Computer Components  47

          One potential problem is that the other bus clocks on the motherboard
        are typically derived from the processor bus frequency. This means
        increasing the processor bus frequency can increase the frequency of
        not only the processor but of all the other components as well. The
        frequency limiter could easily be some component besides the processor.
        Some motherboards have the capability of adjusting the ratios between
        the various bus clocks to allow the other buses to stay near their nominal
        frequency as the processor bus is overclocked.
          Processor overclocking is no more illegal than working on your own
        car, and there are plenty of amateur auto mechanics who have been able
        to improve the performance of their car by making a few modifications.
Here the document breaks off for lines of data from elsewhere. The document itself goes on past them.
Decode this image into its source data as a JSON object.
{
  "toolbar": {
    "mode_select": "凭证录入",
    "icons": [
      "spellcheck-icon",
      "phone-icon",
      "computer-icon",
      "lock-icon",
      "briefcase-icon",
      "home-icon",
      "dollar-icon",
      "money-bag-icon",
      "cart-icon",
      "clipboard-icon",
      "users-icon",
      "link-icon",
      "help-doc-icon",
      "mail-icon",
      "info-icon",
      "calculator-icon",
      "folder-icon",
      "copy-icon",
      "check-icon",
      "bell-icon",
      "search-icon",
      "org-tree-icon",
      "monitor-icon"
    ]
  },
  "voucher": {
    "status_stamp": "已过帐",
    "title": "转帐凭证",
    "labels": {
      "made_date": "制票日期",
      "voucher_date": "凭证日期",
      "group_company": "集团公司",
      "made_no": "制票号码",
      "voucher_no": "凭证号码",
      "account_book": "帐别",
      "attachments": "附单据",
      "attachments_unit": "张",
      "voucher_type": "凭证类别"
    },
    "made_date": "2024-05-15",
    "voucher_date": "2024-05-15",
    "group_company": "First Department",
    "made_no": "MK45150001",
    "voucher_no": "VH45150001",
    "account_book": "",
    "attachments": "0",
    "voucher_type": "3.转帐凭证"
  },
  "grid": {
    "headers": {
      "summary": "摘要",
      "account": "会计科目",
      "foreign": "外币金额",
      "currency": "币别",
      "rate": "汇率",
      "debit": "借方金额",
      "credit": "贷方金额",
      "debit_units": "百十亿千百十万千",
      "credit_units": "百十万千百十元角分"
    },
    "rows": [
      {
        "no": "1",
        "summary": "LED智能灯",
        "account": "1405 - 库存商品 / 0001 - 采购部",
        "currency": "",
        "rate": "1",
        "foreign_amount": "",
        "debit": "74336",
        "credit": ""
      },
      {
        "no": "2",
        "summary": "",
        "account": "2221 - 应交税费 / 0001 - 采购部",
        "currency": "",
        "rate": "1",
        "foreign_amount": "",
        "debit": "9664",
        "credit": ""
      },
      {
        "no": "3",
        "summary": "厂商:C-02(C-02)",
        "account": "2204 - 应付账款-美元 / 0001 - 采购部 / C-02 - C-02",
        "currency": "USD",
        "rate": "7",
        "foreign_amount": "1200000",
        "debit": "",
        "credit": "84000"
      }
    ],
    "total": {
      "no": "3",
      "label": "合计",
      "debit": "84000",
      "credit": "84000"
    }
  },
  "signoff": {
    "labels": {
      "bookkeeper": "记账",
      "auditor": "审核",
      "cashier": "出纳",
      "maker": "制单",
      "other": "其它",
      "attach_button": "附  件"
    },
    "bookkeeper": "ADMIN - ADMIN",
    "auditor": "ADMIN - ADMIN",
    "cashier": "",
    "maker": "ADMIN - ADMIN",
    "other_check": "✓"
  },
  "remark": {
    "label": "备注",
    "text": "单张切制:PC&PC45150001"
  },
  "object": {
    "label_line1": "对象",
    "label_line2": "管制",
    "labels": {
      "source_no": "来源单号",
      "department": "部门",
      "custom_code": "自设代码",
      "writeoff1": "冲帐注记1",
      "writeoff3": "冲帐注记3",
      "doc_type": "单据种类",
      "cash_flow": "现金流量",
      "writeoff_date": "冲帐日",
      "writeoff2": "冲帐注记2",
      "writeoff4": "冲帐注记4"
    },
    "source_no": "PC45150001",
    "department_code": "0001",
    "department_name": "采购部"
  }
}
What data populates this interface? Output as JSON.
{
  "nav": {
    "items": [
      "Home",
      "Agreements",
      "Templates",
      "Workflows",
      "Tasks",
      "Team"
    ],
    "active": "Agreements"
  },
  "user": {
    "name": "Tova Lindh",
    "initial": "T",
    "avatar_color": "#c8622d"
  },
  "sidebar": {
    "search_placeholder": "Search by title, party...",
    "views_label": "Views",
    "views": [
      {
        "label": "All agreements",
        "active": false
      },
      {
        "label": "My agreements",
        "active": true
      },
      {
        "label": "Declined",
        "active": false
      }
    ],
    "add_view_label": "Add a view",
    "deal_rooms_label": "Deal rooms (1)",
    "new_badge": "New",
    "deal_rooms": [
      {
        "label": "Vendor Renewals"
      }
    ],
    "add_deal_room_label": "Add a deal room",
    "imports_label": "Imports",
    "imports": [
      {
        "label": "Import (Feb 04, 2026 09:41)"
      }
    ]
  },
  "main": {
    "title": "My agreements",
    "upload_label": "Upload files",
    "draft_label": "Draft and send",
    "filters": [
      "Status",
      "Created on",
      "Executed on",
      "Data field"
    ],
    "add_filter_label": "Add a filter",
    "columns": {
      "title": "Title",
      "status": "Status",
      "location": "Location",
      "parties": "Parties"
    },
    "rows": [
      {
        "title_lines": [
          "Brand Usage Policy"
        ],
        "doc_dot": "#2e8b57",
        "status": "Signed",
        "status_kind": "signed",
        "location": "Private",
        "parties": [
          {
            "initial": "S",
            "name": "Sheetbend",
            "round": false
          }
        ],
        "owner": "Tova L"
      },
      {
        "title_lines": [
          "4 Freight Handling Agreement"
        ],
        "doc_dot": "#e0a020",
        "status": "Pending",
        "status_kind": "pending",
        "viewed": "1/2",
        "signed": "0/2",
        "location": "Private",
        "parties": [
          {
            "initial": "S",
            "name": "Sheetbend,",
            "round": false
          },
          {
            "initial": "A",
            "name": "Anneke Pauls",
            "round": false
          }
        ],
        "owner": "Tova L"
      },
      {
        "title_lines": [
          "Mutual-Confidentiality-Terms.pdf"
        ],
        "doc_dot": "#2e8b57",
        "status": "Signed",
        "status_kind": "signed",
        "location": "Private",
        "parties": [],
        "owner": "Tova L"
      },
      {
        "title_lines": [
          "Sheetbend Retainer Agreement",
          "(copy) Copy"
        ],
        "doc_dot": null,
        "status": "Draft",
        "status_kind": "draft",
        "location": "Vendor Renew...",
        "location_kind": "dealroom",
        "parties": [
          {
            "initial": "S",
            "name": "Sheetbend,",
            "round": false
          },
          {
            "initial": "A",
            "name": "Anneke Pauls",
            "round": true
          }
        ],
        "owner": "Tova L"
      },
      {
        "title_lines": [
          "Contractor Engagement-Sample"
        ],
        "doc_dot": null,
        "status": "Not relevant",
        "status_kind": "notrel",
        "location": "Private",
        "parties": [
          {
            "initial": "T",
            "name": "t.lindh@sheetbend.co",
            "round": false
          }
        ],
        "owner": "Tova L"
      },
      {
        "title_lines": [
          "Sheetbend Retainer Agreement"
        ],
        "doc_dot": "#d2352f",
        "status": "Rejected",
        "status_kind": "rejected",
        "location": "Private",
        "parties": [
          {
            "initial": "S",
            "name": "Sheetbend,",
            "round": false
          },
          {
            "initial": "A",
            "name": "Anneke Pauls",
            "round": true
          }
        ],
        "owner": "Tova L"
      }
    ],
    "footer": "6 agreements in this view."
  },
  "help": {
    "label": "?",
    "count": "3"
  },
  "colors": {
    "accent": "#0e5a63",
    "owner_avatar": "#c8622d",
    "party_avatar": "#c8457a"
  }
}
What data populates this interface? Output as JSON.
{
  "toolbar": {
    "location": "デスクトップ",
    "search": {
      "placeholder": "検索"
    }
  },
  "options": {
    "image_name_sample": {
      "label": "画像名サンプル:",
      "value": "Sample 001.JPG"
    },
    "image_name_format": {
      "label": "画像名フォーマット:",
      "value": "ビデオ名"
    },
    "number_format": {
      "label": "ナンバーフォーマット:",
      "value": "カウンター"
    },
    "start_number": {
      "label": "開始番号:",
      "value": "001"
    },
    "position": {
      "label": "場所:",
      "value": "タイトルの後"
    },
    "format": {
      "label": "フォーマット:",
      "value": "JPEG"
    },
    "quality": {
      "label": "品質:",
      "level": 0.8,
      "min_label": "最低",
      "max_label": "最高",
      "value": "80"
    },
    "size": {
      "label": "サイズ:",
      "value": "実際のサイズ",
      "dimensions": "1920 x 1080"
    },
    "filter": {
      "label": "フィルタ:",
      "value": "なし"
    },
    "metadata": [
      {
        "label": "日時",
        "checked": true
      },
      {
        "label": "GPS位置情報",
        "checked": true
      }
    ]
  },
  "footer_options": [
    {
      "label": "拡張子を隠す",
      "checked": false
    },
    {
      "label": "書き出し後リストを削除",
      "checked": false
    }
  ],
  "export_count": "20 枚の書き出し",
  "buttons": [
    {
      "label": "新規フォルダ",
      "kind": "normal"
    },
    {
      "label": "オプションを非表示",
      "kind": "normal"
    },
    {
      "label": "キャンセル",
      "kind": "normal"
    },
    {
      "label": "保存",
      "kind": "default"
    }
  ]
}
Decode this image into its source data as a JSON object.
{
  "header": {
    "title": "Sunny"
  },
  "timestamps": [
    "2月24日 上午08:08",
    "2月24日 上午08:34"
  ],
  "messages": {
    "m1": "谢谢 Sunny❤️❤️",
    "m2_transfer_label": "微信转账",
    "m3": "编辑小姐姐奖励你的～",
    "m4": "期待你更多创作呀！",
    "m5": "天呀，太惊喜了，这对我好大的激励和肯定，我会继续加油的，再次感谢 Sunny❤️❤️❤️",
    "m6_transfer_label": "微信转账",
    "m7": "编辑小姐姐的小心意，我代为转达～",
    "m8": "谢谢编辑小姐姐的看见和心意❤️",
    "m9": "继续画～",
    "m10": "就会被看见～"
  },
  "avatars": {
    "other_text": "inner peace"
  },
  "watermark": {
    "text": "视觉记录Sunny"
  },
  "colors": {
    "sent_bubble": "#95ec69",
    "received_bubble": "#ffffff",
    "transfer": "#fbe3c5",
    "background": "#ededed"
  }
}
        However, it is important to remember that overclocking will invalidate
        a processor’s warranty. If a personally installed custom muffler system
        causes a car to break down, it’s unlikely the dealer who sold the car
        would agree to fix it.
          Overclocking reduces the lifetime of the processor. Like driving a car
        with the RPM in the red zone all the time, overclocked processors are
        under more strain than the manufacturer deemed safe and they will
        tend to wear out sooner. Of course, most people replace their computers
        long before the components are worn out anyway, and the promise and
        maybe more importantly the challenge of getting the most out of their
        computer will continue to make overclocking a rewarding hobby for some.


        Main Memory
        The main memory store of computers today is always based on a partic-
        ular type of memory circuit, Dynamic Random Access Memory (DRAM).
        Because this has been true since the late 1970s, the terms main memory
        and DRAM have become effectively interchangeable. DRAM chips provide
        efficient storage because they use only one transistor to store each bit of
        information.
          The transistor controls access to a capacitor that is used to hold an
        electric charge. To write a bit of information, the transistor is turned on
        and charge is either added to or drained from the capacitor. To read, the
        transistor is turned on again and the charge on the capacitor is detected
        as a change in voltage on the output of the transistor. A gigabit DRAM
        chip has a billion transistors and capacitors storing information.
          Over time the DRAM manufacturing process has focused on creating
        capacitors that will store more charge while taking up less die area. This
        had led to creating capacitors by etching deep trenches into the surface
        of the silicon, allowing a large capacitor to take up very little area at
        the surface of the die. Unfortunately the capacitors are not perfect. Charge
        tends to leak out over time, and all data would be lost in less than a
        second. This is why DRAM is called a dynamic memory; the charge in
        all the capacitors must be refreshed about every 15 ms.